The HIT1000 series was developed from the perspective that each section would initially be an AAMI Provisional Standard (i.e., a trial use standard) that could then be revised and developed into an AAMI/ANSI standard. Where appropriate, they would also provide important input into new or existing ISO standards. Indeed, the AAMI HIT1000 series has influenced corresponding ISO/IEC standards, such as ISO/IEC 81001-1 and ISO/IEC 80001-1, which are adopting a similar life cycle approach to that used in the AAMI series.
Development of the AAMI HIT1000 series with a total life cycle approach required the creation of a very diverse AAMI Health IT committee that would represent all the many stakeholders across the life cycle. Committee formation placed a special emphasis on end users and operators, such as health systems and clinicians.
As the first published part of this series, AAMI/PS HIT1000-1 provided an overview of the series as a whole and was released in 2018 as a provisional standard. It is being revised for advancement to become an ANSI American National Standard - publication is expected to be in late 2021. The next part of the series, HIT1000-3 (risk management) was released as a provisional standard in 2019; it is now being updated and is expected to be published as an ANSI standard in 2021. Most recently, HIT1000-4 (human factors/usability) was published as a provisional standard in 2020. Finally, HIT1000-2 (quality systems) is under development and expected to be published as an AAMI/ANSI standard in 2021.
One of the reasons for including several clinicians and health system experts on the AAMI Health IT Committee is that these standards will be tested in health systems as part of their ongoing evolution and ultimately used in such clinical settings.
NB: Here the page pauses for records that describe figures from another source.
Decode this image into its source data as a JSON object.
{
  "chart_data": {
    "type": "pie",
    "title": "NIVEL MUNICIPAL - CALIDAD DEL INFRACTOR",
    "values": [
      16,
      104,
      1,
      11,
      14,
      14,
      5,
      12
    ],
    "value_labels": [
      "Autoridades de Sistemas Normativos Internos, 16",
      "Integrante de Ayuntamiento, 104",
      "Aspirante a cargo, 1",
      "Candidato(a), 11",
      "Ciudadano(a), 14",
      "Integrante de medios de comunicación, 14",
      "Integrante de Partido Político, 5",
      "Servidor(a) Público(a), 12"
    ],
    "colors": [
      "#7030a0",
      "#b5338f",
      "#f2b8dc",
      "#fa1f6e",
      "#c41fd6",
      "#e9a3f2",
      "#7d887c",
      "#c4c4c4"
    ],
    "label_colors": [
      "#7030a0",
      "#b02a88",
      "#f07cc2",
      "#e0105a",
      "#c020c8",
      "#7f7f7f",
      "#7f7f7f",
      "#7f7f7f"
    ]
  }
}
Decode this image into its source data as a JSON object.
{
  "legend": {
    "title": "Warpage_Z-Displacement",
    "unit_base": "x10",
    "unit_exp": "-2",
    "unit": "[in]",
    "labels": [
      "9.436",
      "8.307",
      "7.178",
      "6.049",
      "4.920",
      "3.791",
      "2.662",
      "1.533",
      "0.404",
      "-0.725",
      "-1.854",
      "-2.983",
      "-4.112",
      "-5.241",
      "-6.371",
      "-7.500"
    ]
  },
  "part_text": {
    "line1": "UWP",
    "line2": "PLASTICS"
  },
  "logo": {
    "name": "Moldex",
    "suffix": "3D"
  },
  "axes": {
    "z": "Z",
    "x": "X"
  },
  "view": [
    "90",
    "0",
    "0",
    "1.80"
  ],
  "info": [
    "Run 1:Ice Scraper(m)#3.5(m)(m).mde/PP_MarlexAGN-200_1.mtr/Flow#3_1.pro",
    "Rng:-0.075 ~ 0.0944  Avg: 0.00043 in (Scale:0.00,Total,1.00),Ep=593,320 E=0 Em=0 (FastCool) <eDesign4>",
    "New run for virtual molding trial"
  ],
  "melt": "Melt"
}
In addition, these standards likely will be considered by various U.S. federal agencies for inclusion in their health IT–relevant standards.
This work by AAMI and the Health IT Committee has been groundbreaking and increasingly will be available to help guide the safe evolution of health IT in the U.S. and internationally, serving as a resource for a variety of public and private sector stakeholders. Interested readers are encouraged to follow the work of the AAMI Health IT Committee.